The Obama administration is quietly imposing a new Medicare provision related to end-of-life care, and while we don’t condone the hush-hush nature of the change, we applaud the result.
New York Times reporter Robert Pear broke the news recently that the government will begin reimbursing doctors who confer annually with Medicare patients on their options, including advanced-care directives. Participation by patients is purely voluntary.
Congress was pondering a similar measure in the summer of 2009 before Sarah Palin and others swooped in and labeled this sensible idea “death panels.” After the misguided outcry, the measure was stripped from the bill. President Barack Obama is bringing it back via executive order and supporters are quietly celebrating so as not to arouse another round of demagoguery.
Quibbles over process aside, this change should help shrink health care costs at the precise point where they tend to balloon. Fully one-third of all health care spending occurs in the last year of a person’s life.
At present, Medicare does not pay doctors who take the time to have thoughtful conversations with patients about the kind of treatment they’ll want once they get gravely ill.

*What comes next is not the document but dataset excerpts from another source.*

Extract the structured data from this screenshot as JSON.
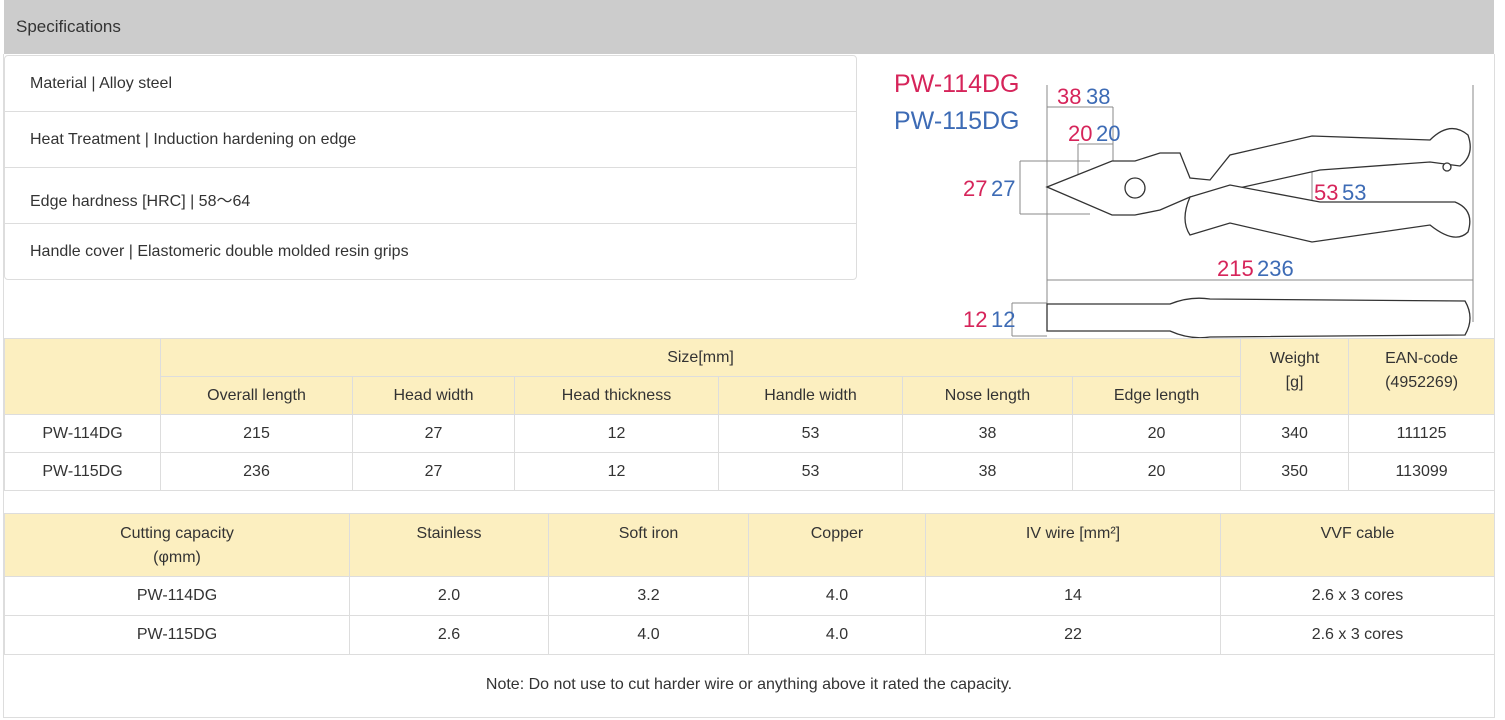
{
  "header": {
    "title": "Specifications"
  },
  "specs": [
    "Material | Alloy steel",
    "Heat Treatment | Induction hardening on edge",
    "Edge hardness [HRC] | 58～64",
    "Handle cover | Elastomeric double molded resin grips"
  ],
  "drawing": {
    "model_a": "PW-114DG",
    "model_b": "PW-115DG",
    "nose_a": "38",
    "nose_b": "38",
    "edge_a": "20",
    "edge_b": "20",
    "head_a": "27",
    "head_b": "27",
    "handle_a": "53",
    "handle_b": "53",
    "length_a": "215",
    "length_b": "236",
    "thick_a": "12",
    "thick_b": "12",
    "color_a": "#d6245a",
    "color_b": "#3d6bb5"
  },
  "size_table": {
    "group": "Size[mm]",
    "weight": "Weight [g]",
    "ean": "EAN-code (4952269)",
    "columns": [
      "Overall length",
      "Head width",
      "Head thickness",
      "Handle width",
      "Nose length",
      "Edge length"
    ],
    "rows": [
      [
        "PW-114DG",
        "215",
        "27",
        "12",
        "53",
        "38",
        "20",
        "340",
        "111125"
      ],
      [
        "PW-115DG",
        "236",
        "27",
        "12",
        "53",
        "38",
        "20",
        "350",
        "113099"
      ]
    ]
  },
  "cut_table": {
    "columns": [
      "Cutting capacity (φmm)",
      "Stainless",
      "Soft iron",
      "Copper",
      "IV wire [mm²]",
      "VVF cable"
    ],
    "rows": [
      [
        "PW-114DG",
        "2.0",
        "3.2",
        "4.0",
        "14",
        "2.6 x 3 cores"
      ],
      [
        "PW-115DG",
        "2.6",
        "4.0",
        "4.0",
        "22",
        "2.6 x 3 cores"
      ]
    ]
  },
  "note": "Note: Do not use to cut harder wire or anything above it rated the capacity."
}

However, it does pay them for any tests and procedures they might perform, regardless of whether they make a difference.
That is a costly trigger for medical inflation.
Keep in mind that this is not the same thing as bureaucratic bean counters coldly pulling the plug on Grandma.
Possible scenarios would include asking emphysema patients whether they’d want to be hooked up to life support one day, or discussing the wisdom of possible surgeries with heart disease patients, or seeking guidance on how much treatment terminal cancer patients desire. The idea is to have this planned out while patients are able to think for themselves, so they can get the care they want.
An excellent example of how this works takes place at Gunderson Lutheran Hospital in LaCrosse, Wis., where advanced-care directives are the norm. At this path-finding facility, 96 percent of patients sign off on comprehensive plans. But it costs the hospital millions of dollars a year, because workers are not reimbursed for their efforts under our nation’s fee-for-service model.
Paying for end-of-life discussions would lower costs. Spending on patients in the last year of life at Gunderson averages about $18,000. The national average is $26,000, according to a National Public Radio report. At one New York hospital it is $75,000. The savings come from avoiding unnecessary and unwanted care.
The national health care reform bill was disappointing, because it fell short on cost containment. But this change is a step in the right direction.